Ma se ciò è esatto, non può trascurarsi in senso contrario che, in materia, vale pur sempre la regola generale secondo cui la proposizione di un’altra impugnazione è utilmente consentita a condizione che il relativo termine non sia decorso. E, con riferimento alla tempestività della seconda impugnazione, occorre aver riguardo non al termine annuale, ma a quello breve, il quale decorre dalla data di proposizione della prima impugnazione. Infatti, la proposizione di un’impugnazione equivale alla conoscenza legale della decisione impugnata da parte del soggetto che l’abbia proposta e, pertanto, fa decorrere il termine breve per le ulteriori impugnazioni nei confronti del medesimo e/o delle altre parti, (cfr Cass. 20912/05. 2607/00, 996/05, 5953/05, 835/06, 12803/00, 17411/04, 10388/05).

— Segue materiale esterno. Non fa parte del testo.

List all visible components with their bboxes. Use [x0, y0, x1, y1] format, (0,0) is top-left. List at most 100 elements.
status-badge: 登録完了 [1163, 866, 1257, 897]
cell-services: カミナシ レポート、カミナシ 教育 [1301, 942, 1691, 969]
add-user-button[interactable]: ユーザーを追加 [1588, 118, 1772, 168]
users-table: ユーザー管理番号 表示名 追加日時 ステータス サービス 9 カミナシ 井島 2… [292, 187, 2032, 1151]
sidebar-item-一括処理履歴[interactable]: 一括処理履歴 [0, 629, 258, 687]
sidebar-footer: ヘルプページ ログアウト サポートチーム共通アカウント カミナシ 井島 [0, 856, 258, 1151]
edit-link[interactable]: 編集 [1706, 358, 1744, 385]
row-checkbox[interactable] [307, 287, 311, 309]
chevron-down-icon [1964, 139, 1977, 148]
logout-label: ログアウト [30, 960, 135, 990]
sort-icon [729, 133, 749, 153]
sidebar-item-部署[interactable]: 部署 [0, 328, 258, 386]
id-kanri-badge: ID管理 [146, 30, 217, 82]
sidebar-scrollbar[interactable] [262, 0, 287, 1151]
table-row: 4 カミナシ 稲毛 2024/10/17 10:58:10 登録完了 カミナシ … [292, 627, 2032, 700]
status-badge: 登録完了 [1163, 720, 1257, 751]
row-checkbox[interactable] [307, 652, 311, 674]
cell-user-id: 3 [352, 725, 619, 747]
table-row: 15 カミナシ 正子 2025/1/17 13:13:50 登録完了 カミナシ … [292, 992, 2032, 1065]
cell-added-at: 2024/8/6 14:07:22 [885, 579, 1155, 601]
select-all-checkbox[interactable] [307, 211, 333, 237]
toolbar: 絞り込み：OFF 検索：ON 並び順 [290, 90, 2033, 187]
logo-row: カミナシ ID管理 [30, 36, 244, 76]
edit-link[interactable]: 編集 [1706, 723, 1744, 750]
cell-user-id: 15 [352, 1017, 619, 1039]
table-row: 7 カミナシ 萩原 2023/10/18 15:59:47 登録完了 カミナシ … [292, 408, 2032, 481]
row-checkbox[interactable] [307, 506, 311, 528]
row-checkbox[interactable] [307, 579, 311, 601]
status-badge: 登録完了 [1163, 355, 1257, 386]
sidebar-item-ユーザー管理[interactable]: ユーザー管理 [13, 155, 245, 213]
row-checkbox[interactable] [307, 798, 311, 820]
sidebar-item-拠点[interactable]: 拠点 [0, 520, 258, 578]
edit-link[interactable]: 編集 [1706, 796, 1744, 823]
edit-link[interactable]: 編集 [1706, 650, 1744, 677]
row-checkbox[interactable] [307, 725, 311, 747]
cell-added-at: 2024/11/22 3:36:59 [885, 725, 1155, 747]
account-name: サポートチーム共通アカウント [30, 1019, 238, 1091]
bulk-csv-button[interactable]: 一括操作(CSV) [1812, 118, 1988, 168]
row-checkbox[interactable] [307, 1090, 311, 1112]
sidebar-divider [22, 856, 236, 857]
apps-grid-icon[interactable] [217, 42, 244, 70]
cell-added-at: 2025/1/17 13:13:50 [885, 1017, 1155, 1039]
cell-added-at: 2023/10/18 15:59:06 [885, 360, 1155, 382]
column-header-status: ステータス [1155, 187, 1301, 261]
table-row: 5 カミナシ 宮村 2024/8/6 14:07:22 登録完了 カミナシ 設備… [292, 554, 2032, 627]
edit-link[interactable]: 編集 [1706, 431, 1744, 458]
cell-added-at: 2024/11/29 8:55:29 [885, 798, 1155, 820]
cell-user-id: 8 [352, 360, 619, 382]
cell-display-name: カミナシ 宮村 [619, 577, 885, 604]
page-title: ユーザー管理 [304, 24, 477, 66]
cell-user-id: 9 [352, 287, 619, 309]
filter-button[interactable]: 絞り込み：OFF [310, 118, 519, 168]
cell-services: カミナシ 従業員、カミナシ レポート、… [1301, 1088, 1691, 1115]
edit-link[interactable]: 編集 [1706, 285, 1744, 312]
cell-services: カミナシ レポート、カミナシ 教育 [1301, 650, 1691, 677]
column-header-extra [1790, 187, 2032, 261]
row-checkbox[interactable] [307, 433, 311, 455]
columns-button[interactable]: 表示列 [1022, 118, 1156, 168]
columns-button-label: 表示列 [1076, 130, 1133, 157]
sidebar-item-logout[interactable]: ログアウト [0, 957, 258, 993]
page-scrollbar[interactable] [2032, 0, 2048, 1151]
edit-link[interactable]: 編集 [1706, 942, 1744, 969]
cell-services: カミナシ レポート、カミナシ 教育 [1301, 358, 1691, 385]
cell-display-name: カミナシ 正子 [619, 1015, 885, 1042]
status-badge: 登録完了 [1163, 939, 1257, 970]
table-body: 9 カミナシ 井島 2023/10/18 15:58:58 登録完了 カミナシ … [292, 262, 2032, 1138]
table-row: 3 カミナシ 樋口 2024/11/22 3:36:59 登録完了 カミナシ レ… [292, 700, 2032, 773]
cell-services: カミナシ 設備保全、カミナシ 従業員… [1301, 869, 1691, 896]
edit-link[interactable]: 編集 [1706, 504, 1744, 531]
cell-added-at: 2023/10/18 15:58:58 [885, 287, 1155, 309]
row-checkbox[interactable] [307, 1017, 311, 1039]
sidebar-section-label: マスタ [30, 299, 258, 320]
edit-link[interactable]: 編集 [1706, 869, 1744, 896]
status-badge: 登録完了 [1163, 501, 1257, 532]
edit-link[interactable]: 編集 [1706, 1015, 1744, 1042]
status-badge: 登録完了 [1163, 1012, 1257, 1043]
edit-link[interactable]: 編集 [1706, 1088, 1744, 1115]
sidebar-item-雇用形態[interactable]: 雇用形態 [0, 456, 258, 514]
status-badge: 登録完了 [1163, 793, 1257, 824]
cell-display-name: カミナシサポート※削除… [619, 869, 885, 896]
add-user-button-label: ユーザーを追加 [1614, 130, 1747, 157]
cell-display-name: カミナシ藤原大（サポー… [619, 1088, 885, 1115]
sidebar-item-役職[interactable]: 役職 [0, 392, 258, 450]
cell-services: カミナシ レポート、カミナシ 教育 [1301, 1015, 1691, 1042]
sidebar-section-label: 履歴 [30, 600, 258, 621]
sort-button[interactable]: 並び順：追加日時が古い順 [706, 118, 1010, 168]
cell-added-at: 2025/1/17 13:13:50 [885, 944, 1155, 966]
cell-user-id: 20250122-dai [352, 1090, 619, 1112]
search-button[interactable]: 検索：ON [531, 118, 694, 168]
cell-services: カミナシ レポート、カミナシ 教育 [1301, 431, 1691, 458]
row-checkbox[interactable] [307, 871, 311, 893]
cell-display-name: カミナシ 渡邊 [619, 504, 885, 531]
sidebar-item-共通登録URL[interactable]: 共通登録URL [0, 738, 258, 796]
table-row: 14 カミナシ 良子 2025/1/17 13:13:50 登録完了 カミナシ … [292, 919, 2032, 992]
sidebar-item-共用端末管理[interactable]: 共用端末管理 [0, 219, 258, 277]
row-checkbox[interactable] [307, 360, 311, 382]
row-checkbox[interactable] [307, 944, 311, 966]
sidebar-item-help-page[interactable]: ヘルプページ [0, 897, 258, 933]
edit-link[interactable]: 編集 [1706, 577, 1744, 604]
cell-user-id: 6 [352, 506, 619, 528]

Ed invero, costituisce principio generale del nostro ordinamento quello secondo cui, ai fini della decorrenza del termine per l’impugnazione di un atto, il dies a quo coincide necessariamente con il momento della conoscenza legale dell’atto medesimo, che consente al destinatario di provvedere alla sua impugnazione. Con la conseguenza che, maturata la decadenza, l’avvenuto decorso del termine non consente l’utile esercizio di un’altra impugnazione anche nell’ipotesi in cui il medesimo atto per mero errore sia nuovamente portato a conoscenza legale del destinatario, previa ulteriore notificazione, così come risulta avvenuto nel caso di specie.

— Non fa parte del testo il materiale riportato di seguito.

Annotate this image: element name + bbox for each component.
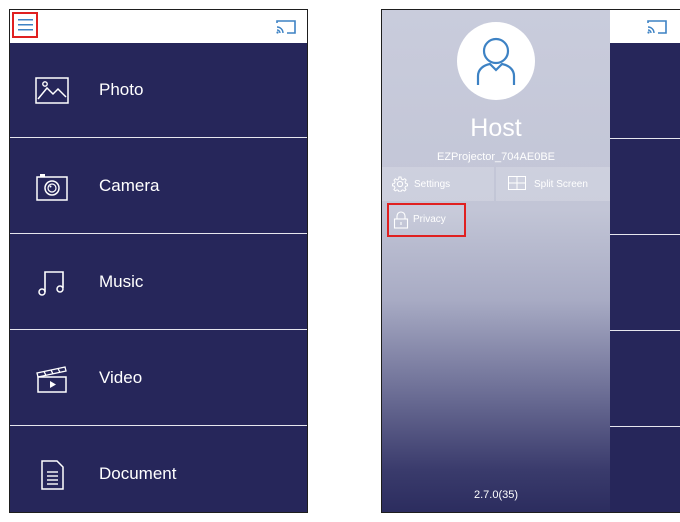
cast-icon[interactable] <box>275 19 297 35</box>
video-icon <box>36 366 67 393</box>
music-icon <box>38 271 64 296</box>
document-icon <box>41 460 64 490</box>
split-screen-icon <box>508 176 526 190</box>
right-phone-screen: Host EZProjector_704AE0BE Settings Split… <box>381 9 680 513</box>
item-label: Music <box>99 272 144 291</box>
hamburger-icon <box>18 19 33 31</box>
host-name: Host <box>470 114 522 142</box>
app-version: 2.7.0(35) <box>473 489 519 501</box>
split-screen-label: Split Screen <box>534 179 588 190</box>
list-item-music[interactable]: Music <box>10 235 307 330</box>
item-label: Document <box>99 464 177 483</box>
privacy-label: Privacy <box>413 214 446 225</box>
avatar <box>457 22 535 100</box>
cast-icon[interactable] <box>646 19 668 35</box>
item-label: Video <box>99 368 143 387</box>
user-icon <box>476 37 516 85</box>
divider <box>610 330 680 331</box>
media-list: Photo Camera Music Video Document <box>10 43 307 512</box>
left-phone-screen: Photo Camera Music Video Document <box>9 9 308 513</box>
list-item-photo[interactable]: Photo <box>10 43 307 138</box>
gear-icon <box>392 176 408 192</box>
privacy-button[interactable]: Privacy <box>387 203 466 237</box>
drawer-actions: Settings Split Screen <box>382 167 610 201</box>
settings-label: Settings <box>414 179 451 190</box>
item-label: Camera <box>99 176 160 195</box>
divider <box>610 138 680 139</box>
split-screen-button[interactable]: Split Screen <box>496 167 610 201</box>
list-item-camera[interactable]: Camera <box>10 139 307 234</box>
side-drawer: Host EZProjector_704AE0BE Settings Split… <box>382 10 610 512</box>
background-list-strip <box>610 43 680 512</box>
top-bar <box>10 10 307 43</box>
divider <box>610 426 680 427</box>
lock-icon <box>393 211 409 229</box>
menu-button[interactable] <box>12 12 38 38</box>
divider <box>610 234 680 235</box>
list-item-video[interactable]: Video <box>10 331 307 426</box>
device-name: EZProjector_704AE0BE <box>436 151 555 163</box>
item-label: Photo <box>99 80 144 99</box>
settings-button[interactable]: Settings <box>382 167 494 201</box>
photo-icon <box>35 77 69 104</box>
camera-icon <box>36 174 68 201</box>
list-item-document[interactable]: Document <box>10 427 307 512</box>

Tutto ciò premesso, si deve infatti sottolineare che nella vicenda in esame, a fronte di un primo avviso notificato in data 23 novembre 2001 e di un primo ricorso risalente al 22 gennaio 2002, il secondo ricorso è stato proposto dalla società ricorrente in data 8 maggio 2002 vale a dire ben oltre il termine di sessanta giorni previsto dalla legge, quando pertanto la società era già ampiamente decaduta. Con la conseguenza che il ricorso introduttivo della lite era comunque inammissibile e che il dispositivo della sentenza di secondo grado, nel respingere l’impugnazione proposta avverso la decisione di primo grado, deve essere ritenuta conforme a diritto.

Consegue ulteriormente che, corretta la motivazione della sentenza dì secondo grado nei termini riportati, a norma dell’ultimo comma dell’art. 384 c.p.c., la sentenza stessa non va soggetta a cassazione ed il ricorso deve essere rigettato. Data la peculiarità delle questioni affrontate, sussistono giusti motivi per compensare fra le parti le spese di questo giudizio.

P.Q.M.

La Corte rigetta il ricorso. Compensa le spese di questo giudizio di legittimità.

Così deciso in Roma, nella Camera di Consiglio, il 10 giugno 2010.